Charles Cowie already described the Dynamic Braking wherein the kinetic energy in the rotating load is transmuted into electrical energy and pulled off of a motor by making it a generator, then is converted again into heat energy in a resistor (or distributed out to other inverters on the same DC bus), removing it safely from the motor.
In DCIB, the transistors are fired in a pattern that pumps DC into one set of windings in the stator, setting up a now stationary magnetic field. As the rotor bars pass through that field, they create a counter-rotating magnetic field that opposes the direction of rotation and brings the motor to a stop.
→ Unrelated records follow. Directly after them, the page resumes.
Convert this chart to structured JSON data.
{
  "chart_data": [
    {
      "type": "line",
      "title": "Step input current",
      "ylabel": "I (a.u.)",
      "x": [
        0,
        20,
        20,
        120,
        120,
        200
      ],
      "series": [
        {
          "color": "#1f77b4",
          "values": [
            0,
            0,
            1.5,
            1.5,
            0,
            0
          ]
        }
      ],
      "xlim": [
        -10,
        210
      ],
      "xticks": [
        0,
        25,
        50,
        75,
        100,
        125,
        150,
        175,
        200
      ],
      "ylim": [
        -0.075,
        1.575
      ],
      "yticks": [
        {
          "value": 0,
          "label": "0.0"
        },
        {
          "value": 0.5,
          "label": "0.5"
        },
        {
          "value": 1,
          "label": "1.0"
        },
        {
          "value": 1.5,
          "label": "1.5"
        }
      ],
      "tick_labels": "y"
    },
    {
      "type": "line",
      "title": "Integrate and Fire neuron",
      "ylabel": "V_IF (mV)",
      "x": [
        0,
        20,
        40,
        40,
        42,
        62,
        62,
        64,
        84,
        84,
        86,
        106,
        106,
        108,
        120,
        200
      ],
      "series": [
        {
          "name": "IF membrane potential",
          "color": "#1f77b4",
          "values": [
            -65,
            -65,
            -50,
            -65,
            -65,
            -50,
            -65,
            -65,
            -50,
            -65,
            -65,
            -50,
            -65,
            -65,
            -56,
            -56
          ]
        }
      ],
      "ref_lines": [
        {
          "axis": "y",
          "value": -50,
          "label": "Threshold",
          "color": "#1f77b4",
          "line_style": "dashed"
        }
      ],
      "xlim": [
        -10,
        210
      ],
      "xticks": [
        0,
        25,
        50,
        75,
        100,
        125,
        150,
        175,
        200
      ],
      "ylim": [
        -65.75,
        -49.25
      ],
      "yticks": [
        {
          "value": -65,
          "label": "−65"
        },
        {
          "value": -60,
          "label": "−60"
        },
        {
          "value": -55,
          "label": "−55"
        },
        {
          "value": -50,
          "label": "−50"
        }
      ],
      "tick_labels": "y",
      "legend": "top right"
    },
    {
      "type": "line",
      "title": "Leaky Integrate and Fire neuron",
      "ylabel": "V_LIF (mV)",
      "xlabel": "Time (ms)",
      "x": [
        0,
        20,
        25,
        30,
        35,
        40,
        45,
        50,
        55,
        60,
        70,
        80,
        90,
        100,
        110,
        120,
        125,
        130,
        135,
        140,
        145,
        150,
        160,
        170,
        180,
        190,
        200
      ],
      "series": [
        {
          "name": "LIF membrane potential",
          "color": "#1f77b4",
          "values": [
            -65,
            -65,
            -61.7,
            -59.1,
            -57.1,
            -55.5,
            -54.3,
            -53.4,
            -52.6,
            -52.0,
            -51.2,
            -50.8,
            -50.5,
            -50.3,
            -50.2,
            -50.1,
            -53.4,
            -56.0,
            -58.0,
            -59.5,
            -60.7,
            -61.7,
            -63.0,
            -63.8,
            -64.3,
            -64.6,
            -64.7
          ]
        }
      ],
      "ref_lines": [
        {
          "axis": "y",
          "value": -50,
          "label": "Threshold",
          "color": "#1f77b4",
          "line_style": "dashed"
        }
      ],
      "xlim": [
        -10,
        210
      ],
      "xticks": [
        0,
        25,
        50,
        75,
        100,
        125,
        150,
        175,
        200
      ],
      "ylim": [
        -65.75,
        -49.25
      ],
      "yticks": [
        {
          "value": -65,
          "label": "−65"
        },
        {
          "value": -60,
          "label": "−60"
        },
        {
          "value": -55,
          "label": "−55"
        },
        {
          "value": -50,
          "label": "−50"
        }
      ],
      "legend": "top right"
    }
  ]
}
In this method, the kinetic energy of the rotating mass is absorbed by the motor rotor and stator, so it has negative consequences if over used.
The third braking method is called Flux Braking (FB) but requires the use of a good quality Vector type VFD. This is because in Vector Control, the VFD can calculate and separate the flux producing current from the torque producing current, which is one reason why Vector control can be so much more accurate. The normal goal in doing this is to give the motor only JUST ENOUGH flux current to excite the windings without overheating them, reserving more of the available current for producing torque. But in Flux Braking, the VFD turns the motor into a generator just as in Dynamic Braking, but instead of pumping that energy into external resistors as heat, it purposely consumes that energy by increasing the flux current into the motor. So what it is doing is using the MOTOR as the braking resistor. FB therefor has similar possible negative consequences seen in DCIB, but does not require the external resistors like DB. Not all VFDs sold as "Vector Drives" are capable of this, it takes a true Flux Vector Control capability drive.
The fourth braking method, Line Regenerative Braking, requires another different type of VFD, called an "Active Front End" (AFE) topology. Instead of the simple passive diode bridge rectifier, the VFD has another set of active transistors on the front-end converter section, called a "Line Inverter" (as opposed to a "Load Inverter"). So again, taking the regenerated energy off of the motor, the Line Inverter then pumps that energy BACK into the line side to be used by other AC loads in your system. Like DB and FB it removes the energy from the motor as a generator, but instead of "wasting" it in a resistor or into the motor flux, it is recaptured for use elsewhere. The downside of this type is that the VFD is significantly more expensive because you are using two inverters back-to-back. It's not quite twice the price of a standard VFD, but it is a lot more money. However if your duty cycle is high and/or you need to provide continuous or near continuous braking, this method provides a major benefit.